Duke University senior and University Scholar Jack Myhre is among 34 U.S. recipients selected for a Gates-Cambridge Scholarship, the university announced Friday.
The scholarship covers a student’s tuition and living expenses while completing a graduate degree at the University of Cambridge. Myhre, of Buckhannon, West Virginia, is Duke’s 13th Gates-Cambridge Scholar.
The Gates-Cambridge Scholarship program began in 2000 with a grant of $210 million from the Bill and Melinda Gates Foundation. The scholarships enable students from around the world to pursue a full-time postgraduate degree in the subject of their choosing. Scholars are chosen on the basis of their intellect, leadership potential, commitment to improving the lives of others and the academic fit with scholarship at Cambridge.
At Duke, Myhre is majoring in mechanical engineering with a minor in energy engineering. He plans to pursue a master of philosophy in engineering for sustainable development in the Department of Engineering at the Cambridge.
Myhre has been active as Duke Engineering senior class president and Engineering Student Government vice-president, a team leader for Duke Motorsports and as captain of the rugby team. He studied abroad in both France and New Zealand and spent two summers in Burundi interning as an engineer in a hospital.

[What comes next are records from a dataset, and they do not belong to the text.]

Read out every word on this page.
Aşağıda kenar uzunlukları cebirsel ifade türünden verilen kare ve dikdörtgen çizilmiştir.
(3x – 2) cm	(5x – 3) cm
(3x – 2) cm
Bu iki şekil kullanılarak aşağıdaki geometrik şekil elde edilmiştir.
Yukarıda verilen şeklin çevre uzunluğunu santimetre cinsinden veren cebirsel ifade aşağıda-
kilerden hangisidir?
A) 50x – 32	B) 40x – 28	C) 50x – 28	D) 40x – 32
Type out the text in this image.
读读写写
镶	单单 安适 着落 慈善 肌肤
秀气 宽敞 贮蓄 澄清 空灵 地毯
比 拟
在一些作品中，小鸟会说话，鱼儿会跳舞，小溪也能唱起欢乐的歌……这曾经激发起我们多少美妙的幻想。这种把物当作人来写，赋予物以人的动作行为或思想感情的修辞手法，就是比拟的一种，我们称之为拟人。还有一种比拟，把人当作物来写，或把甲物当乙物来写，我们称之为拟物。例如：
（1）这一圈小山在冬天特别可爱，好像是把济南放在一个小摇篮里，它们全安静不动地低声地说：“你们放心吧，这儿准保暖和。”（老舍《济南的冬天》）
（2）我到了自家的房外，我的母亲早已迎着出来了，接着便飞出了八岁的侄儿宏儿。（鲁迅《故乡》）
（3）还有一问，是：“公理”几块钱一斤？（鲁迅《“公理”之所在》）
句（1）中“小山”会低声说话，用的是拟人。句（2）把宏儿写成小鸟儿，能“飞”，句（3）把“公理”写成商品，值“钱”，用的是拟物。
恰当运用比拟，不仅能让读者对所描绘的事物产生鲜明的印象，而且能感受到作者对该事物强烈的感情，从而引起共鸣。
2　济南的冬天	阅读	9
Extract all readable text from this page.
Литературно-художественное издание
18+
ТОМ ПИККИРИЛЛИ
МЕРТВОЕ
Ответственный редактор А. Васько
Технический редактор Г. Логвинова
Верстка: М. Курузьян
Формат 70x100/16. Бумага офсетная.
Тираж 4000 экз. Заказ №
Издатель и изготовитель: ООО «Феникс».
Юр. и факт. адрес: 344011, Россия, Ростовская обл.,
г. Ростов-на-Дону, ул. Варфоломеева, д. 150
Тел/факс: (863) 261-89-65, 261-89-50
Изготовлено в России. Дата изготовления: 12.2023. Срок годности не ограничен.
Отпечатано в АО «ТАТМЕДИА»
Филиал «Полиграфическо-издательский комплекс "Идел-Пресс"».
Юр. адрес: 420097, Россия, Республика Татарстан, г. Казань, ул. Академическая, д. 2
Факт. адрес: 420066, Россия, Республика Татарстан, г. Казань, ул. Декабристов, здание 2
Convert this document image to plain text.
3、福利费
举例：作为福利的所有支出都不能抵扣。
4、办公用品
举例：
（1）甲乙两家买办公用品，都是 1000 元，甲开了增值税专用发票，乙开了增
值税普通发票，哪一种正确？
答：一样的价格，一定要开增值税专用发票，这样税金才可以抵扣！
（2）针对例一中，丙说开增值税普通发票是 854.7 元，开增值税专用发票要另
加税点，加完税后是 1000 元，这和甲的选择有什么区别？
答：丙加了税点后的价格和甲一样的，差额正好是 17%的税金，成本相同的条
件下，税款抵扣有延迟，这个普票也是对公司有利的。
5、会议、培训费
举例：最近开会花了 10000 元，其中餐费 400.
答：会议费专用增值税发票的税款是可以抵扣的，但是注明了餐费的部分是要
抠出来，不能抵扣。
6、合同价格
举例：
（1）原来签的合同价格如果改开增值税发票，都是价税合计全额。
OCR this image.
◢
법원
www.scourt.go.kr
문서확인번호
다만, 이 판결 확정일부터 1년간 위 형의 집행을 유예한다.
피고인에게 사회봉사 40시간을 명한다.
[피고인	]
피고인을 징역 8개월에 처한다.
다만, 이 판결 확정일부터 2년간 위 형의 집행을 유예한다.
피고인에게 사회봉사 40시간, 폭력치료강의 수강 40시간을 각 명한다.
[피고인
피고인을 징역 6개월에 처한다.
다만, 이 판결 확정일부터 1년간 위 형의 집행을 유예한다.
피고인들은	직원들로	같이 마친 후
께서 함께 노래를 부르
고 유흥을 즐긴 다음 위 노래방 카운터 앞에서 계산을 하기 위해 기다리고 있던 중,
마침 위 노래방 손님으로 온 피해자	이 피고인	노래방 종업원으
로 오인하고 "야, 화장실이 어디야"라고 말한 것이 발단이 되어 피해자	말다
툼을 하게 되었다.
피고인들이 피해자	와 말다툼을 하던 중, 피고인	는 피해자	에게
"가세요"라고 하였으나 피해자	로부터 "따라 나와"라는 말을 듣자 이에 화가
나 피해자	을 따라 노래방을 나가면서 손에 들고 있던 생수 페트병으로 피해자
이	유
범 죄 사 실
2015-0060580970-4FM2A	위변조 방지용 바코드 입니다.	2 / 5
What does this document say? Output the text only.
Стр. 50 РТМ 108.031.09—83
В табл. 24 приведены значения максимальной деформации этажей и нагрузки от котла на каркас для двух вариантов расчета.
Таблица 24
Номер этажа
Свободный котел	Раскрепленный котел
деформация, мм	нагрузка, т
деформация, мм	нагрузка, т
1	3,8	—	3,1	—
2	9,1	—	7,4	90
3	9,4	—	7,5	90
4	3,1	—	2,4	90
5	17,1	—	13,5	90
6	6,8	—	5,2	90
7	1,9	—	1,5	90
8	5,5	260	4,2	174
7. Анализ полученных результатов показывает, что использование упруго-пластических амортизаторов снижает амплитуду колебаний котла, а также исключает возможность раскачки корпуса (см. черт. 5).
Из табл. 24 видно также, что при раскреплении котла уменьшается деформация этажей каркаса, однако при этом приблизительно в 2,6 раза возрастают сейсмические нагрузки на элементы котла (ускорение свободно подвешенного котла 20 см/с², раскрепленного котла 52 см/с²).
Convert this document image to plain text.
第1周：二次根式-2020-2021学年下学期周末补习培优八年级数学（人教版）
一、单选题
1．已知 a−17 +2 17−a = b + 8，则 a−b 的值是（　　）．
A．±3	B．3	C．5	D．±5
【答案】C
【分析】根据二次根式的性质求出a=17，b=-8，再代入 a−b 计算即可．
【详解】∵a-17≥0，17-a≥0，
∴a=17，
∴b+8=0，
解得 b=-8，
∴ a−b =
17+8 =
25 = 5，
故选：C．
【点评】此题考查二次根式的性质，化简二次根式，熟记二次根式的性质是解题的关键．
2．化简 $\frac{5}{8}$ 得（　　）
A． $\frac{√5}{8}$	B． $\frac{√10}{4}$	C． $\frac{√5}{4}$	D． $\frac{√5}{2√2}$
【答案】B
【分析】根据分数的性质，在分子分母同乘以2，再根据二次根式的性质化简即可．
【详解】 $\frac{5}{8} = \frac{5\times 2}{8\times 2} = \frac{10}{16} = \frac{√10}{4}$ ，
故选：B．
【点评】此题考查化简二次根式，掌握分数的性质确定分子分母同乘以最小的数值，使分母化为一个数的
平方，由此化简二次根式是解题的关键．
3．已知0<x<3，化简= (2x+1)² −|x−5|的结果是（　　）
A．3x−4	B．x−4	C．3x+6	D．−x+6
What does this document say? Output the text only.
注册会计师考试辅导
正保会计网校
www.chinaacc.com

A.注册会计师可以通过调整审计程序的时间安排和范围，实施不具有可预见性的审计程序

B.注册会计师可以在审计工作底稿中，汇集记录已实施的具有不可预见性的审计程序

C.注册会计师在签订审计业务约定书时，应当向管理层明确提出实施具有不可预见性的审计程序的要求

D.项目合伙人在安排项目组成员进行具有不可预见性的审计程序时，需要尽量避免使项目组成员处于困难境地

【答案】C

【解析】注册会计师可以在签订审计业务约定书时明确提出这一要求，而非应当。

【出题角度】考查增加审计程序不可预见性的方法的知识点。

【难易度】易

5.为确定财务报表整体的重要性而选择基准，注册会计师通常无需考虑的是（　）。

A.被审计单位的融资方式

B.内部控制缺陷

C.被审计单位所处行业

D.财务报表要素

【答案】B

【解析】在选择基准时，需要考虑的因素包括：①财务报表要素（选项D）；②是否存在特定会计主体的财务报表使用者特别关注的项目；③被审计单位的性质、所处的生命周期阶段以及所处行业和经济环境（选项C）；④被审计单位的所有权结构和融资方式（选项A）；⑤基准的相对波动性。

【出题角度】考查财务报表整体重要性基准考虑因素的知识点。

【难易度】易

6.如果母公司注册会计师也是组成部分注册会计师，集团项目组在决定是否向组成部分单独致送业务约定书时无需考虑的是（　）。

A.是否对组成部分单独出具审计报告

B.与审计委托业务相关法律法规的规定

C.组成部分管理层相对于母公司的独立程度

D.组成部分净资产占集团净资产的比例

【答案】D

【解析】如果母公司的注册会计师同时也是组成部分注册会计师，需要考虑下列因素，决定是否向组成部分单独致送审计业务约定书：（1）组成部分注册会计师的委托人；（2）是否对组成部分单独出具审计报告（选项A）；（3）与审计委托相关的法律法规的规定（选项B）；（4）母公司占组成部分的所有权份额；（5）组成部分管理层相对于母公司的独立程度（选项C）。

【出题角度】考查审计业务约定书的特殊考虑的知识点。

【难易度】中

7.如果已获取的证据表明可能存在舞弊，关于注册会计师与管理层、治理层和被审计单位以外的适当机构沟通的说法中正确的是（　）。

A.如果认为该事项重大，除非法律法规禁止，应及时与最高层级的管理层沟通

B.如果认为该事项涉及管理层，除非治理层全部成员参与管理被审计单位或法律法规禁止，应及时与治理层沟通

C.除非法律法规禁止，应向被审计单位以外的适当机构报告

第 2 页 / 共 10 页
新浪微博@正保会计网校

“I have known Jack for a while now -- even before he came to Duke -- and his intellect, character, humility and devotion to others have equipped him to be a formidable force for good in the world,” said Alex Hartemink, faculty director of the Office of Undergraduate Scholars and Fellows and professor of computer science and biology.
“These are qualities all of us aspire to demonstrate, and he will be an excellent representative of Duke University and its Pratt School of Engineering.
Long term, Myhre hopes to bring sustainable energy engineering solutions to areas of rapid development and growth, particularly sub-Saharan Africa where he was raised and still considers home despite “a life characterized by travel and shifting residences.”
Myhre hopes to use his time at Cambridge to develop skills that allow him to make a difference in East Africa, making its growth be sustainable and not detrimental to the people and land he loves.